Yep, that’s the guy we’re talking about. Take it away, Vulture:
Josh Karp’s new book, Orson Welles’s Last Movie: The Making of The Other Side of the Wind contains a marvelous, little-known story about the legendary filmmaker’s involvement in a high-end mid-1970s pornographic film. Welles, wrote Karp, “wound up editing a hard-core lesbian shower scene that he couldn’t resist cutting in Wellesian fashion with low camera angles and other trademark flair.”
3 A.M. was directed by Gary Graver, Welles’s cinematographer on The Other Side of the Wind. (The productions have several crew members in common.) It is the gloomy story of a dysfunctional family: Elaine and Mark are married with two kids, and share their California home with Elaine’s sister, Kate — played by Georgina Spelvin, who appeared in 1973’s classic The Devil in Miss Jones. The opening minutes, suffused with a great deal of moaning, are a vivid demonstration of Mark and Elaine‘s healthy sex life. Welles’s presence in the editing suite was owed to his own impatience. He’d been working with Graver on The Other Side of the Wind, his unfinished project shot over seven years. Alas, Welles didn’t have the budget to pay the crew. To offset this volunteerism, Graver, who had a family to provide for, worked on erotic films. Welles… reciprocated by working without credit on one of Graver’s hard-core films, 3 A.M. Fuming that Graver was busy editing it instead of working on his projects, Welles volunteered to cut a sequence to speed the film’s completion.

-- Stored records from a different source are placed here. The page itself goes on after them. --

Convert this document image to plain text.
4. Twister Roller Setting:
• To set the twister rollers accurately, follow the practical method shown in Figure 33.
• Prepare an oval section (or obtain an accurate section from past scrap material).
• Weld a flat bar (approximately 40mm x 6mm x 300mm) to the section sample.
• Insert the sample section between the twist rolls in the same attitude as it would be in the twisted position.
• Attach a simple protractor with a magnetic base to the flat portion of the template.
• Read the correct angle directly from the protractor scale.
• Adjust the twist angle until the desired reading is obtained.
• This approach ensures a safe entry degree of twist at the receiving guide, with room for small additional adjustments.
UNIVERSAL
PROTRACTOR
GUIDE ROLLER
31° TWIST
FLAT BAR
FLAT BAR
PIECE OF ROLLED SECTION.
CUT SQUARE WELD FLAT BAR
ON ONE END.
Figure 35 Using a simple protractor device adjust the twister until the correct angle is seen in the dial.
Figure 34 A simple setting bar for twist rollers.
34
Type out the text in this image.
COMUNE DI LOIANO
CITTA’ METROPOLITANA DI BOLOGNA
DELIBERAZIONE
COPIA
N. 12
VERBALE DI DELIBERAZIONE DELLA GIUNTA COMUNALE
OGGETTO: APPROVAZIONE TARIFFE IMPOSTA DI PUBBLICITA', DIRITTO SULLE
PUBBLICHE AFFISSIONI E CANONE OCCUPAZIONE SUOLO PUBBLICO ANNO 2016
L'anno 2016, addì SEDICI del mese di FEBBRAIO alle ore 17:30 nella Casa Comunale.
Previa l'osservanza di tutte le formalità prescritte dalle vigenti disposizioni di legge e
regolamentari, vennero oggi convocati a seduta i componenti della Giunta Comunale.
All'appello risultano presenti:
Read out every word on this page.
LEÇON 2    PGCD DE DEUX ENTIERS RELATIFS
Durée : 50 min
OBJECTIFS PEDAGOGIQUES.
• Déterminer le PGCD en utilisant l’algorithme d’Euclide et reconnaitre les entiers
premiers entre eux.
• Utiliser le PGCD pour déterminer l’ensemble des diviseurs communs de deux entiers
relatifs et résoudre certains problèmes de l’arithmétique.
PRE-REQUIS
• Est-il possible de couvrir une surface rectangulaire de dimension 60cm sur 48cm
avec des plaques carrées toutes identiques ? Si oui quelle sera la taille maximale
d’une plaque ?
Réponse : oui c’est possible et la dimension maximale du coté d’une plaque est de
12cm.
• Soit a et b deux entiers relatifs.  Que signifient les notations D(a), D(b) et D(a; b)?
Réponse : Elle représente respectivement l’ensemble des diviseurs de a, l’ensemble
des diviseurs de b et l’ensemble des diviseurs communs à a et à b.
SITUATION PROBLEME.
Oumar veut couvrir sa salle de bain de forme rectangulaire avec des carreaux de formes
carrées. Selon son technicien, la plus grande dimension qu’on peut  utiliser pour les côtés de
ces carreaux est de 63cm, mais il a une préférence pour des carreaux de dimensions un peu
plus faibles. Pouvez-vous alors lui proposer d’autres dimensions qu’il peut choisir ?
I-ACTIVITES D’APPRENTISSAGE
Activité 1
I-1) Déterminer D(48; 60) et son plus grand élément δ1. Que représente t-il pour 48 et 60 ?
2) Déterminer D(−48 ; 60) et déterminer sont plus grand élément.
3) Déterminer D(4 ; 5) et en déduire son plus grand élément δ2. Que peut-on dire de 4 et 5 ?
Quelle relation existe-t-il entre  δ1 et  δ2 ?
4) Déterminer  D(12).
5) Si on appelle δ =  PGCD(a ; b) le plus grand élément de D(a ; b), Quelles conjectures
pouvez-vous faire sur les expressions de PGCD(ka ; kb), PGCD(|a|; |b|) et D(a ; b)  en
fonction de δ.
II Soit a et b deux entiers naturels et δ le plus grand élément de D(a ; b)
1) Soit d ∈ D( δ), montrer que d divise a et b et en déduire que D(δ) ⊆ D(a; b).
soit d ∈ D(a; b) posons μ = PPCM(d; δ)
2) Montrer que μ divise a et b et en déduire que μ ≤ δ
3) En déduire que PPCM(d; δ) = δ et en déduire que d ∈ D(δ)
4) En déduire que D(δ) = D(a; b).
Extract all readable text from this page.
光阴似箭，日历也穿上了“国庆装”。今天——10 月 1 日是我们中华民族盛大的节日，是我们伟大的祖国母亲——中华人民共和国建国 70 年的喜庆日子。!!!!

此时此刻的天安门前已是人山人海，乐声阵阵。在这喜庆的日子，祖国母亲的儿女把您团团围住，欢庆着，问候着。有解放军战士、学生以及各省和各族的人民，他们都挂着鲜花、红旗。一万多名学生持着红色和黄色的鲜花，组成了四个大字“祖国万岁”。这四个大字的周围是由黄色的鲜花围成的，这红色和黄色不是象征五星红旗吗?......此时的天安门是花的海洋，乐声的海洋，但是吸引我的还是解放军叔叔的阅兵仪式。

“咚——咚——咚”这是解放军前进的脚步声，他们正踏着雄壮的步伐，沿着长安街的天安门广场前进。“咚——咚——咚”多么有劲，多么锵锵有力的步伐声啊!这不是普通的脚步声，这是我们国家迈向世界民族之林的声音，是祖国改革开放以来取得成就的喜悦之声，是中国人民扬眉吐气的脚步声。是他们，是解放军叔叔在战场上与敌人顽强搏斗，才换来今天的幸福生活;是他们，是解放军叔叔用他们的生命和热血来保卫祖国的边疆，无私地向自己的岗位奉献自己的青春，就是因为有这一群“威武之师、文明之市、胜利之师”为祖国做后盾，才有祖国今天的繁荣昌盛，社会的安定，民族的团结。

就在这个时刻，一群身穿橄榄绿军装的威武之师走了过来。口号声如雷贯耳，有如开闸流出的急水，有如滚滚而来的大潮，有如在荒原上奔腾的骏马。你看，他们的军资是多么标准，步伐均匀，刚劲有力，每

The scene is now being referred to as positively “Wellesian,” with low-angle and high-angle shots which recall his earlier works and fun with audio, specifically the moans from the two women, harkening back to Chimes at Midnight. The whole thing is positively bizarre. You know how sometimes we’ll find some singer or band’s long-lost song or album well after they’ve died, like Kurt Cobain’s last Nirvana song popping up for a best-of album nearly two decades after his suicide? Well, this is kind of the same thing for film lovers, except the long-lost Orson Welles scene we found was from a mid-70s adult film, albeit apparently a remarkably well-made one for the era.